Artificial Intelligence and Machine Learning solutions that depend on high-performance graphics processing units (GPUs) to perform massive calculations on larger node-local data sets enabled by more and larger NVMe SSDs. Many of these solutions are dependent on advanced edge processing capabilities that are data intensive.
Cloud Data Center solutions that need to host data-centric applications such as SQL Server with the flexibility of hybrid hyper-converged infrastructures that balance compute, high-performance storage and high-bandwidth networking to potentially reduce the number of nodes to do the same amount of work while consuming less power, rack space and fewer software licenses.
Container infrastructures that are dependent on rapid deployment and scale to meet the growing “on-demand services” requirement from customers. SSDs can allow you to do more with less – devices, power & cooling, and latency.
Interesting times 2
There are many more solutions in which these new architectures will affect our design strategies.

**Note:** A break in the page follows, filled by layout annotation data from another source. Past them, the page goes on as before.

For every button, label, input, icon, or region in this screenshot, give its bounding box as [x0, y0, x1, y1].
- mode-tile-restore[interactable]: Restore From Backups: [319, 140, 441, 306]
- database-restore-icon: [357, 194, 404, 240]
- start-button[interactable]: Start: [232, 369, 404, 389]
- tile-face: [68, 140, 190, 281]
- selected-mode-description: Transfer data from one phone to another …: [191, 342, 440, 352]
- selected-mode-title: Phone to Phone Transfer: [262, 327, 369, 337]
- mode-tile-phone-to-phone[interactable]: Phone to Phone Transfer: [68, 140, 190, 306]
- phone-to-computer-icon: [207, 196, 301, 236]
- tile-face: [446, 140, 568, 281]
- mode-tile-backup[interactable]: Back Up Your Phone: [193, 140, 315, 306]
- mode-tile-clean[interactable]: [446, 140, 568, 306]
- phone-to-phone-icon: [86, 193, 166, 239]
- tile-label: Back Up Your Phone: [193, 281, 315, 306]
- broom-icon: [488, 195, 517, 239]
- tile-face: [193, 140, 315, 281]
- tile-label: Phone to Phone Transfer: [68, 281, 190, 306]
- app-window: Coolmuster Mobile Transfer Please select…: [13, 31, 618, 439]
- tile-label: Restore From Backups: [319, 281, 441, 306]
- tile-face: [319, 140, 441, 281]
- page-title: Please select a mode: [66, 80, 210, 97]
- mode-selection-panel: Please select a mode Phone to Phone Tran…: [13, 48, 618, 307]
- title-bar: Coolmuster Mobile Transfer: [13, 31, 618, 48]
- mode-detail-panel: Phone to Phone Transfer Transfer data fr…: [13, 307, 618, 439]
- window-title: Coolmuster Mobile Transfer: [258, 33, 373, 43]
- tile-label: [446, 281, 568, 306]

The flexibility to deploy more storage, more networking bandwidth, and more processing power in scale than we have never had access to before will allow our customers to create some really capable solutions that break the traditional cost curve for IT.

We truly do “live in interesting times” and I personally am excited about what these new architectures can enable. Micron’s goal is to provide you with the best possible memory and storage technology for your solutions by analyzing and understanding how these new architectures – and those still to come – will impact your solutions. As we continue to use and understand these new server architectures, we will be releasing more insights into the benefits that each may provide for your solutions and how best to design these solutions to meet your business requirements.

In the coming weeks we will dive a bit deeper into the topics mentioned above. In the meantime, may you continue to “live in interesting times” (for you history buffs, the prior link provides the interesting background on this old quote).